Der öffentliche Nahverkehr (2)

Menschen stehen unmotiviert um einen mittelhohen Holzstab, eine Art Marterpfahl, versammelt. Was tun sie dort bloß?

Plötzlich nähert sich ein Bus und einige der Versammelten heben ihren Arm. Der Bus hält und die Menschen drängen hinein.

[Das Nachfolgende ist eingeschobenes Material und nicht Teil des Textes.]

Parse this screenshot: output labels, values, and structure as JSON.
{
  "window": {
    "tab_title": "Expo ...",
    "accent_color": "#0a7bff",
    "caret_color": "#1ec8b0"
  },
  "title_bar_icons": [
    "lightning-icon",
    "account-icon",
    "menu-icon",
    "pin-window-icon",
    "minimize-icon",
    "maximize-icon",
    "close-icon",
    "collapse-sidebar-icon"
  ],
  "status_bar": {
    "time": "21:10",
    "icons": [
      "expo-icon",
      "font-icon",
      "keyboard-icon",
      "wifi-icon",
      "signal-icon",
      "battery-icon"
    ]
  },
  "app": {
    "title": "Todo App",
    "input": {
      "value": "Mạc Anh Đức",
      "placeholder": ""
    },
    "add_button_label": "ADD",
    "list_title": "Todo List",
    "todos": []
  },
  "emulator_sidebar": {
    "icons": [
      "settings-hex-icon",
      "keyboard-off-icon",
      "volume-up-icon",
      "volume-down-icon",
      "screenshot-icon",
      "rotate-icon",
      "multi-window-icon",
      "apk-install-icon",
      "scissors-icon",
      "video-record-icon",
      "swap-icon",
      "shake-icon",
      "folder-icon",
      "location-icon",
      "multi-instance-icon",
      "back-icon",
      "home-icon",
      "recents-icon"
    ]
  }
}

Klar, der Pfahl ist eine Bushaltestelle, ohne Hinweis darauf, welcher Bus dort fährt oder wann er an der Haltestelle eintrifft.

 

Es wäre wahrlich zu einfach, wenn sich immer das gleiche Bild böte. Manchmal ist schlicht kein Holzpfahl zu finden. Bei genauer Betrachtung erschließt sich, dass die ein oder andere Haltestelle durch ein Metallschild gekennzeichnet ist, ebenfalls ohne jeden Hinweis zu den dort verkehrenden Bussen.

 

Auf großen Straßen, wie beispielsweise der Avenida Santo Amaro, findet sie sich schließlich, die nahezu konventionelle Haltestelle, denn der Reisende erfährt an den überdachten Metallunterständen zwar welcher Bus dort verkehrt und an welcher Plataforma (Haltestelle) er hält, doch lange noch nicht, wann er fährt. Wenn nicht eine digitale Anzeigentafel angebracht ist, auf der allerdings längst nicht alle Linien angezeigt werden.

 

In São Paulo gibt es 971 Hauptbuslinien, wie auch immer sich diese definieren mögen. Berlin, im Vergleich dazu, verfügt tagsüber über 149 und nachts über 63 Buslinien. Selbst wenn der Reisende an einer der modernen Haltestellen steht, birgt das Erreichen des Fahrziels einige Tücken.

 

Im Minutentakt donnern die Busse durch die Avenida Santo Amaro. Auf der digitalen Anzeigentafel der Busse werden die Bussnummer und das Reiseziel angezeigt, meist unterbrochen durch die Angabe eines Haupthaltepunktes. Da ist schnelle Auffassungsgabe gefragt.

 

Auf der Einstiegsseite ist eine Metalltafel angebracht, auf der einige große Straßen, die auf der Route liegen, verzeichnet sind, mit Pfeilen nach oben und unten. Ohne eine gewisse Ortskenntnis steht der Reisende im Regen. Wenn er des Portugiesischen nicht mächtig ist, denn die brasilianischen Busfahrenden sind sehr hilfreich. Fragt ein Unkundiger, diskutieren sogleich alle an der Haltestelle Versammelten über die beste Route für den gestrandeten Reisenden.

 

Ist einmal der richtige Bus gefunden, gilt es weitere Herausforderungen zu bewältigen. In der Mitte des Busses thront der Cobrador (Fahrkartenverkäufer) an einem Drehkreuz, das jeder Passagier durchqueren muss, vor einer Kasse und einer kleinen Säule mit einem elektromagnetischen Erfassungsgerät. Hat man kein Kleingeld zur Hand – die Busfahrt kostet in der Regel drei Reais – bietet sich das Bilhete Único an, eine aufladbare Fahrkarte, die für alle SP Trans-Verkehrsmittel genutzt werden kann.

 

Weitere Hürden tun sich auf: Die Busse haben Ausstiege auf beiden Seiten. Der Reisende muss also wissen, ob seine Zielhaltestelle auf der rechten oder linken Ausstiegsseite liegt. Dies sollte er rechtzeitig bedenken, denn er muss gegebenenfalls größere Menschenansammlungen durchqueren, insbesondere während des Berufsverkehrs.

 

Ist der Bus leer, sieht sich der Passagier mit einem anderen Problem konfrontiert. Nur durch große Standfestigkeit und ein geschicktes Festhalten kann der Fahrgast vermeiden, durch den gesamten Bus geschleudert zu werden, denn die brasilianischen Busfahrer fahren, wenn der Verkehr dies erlaubt oder eine Busspur vorhanden ist, als würden sie an der Formel 1 teilnehmen. No risk, no fun: Busfahren in São Paulo ist ein echtes Erlebnis.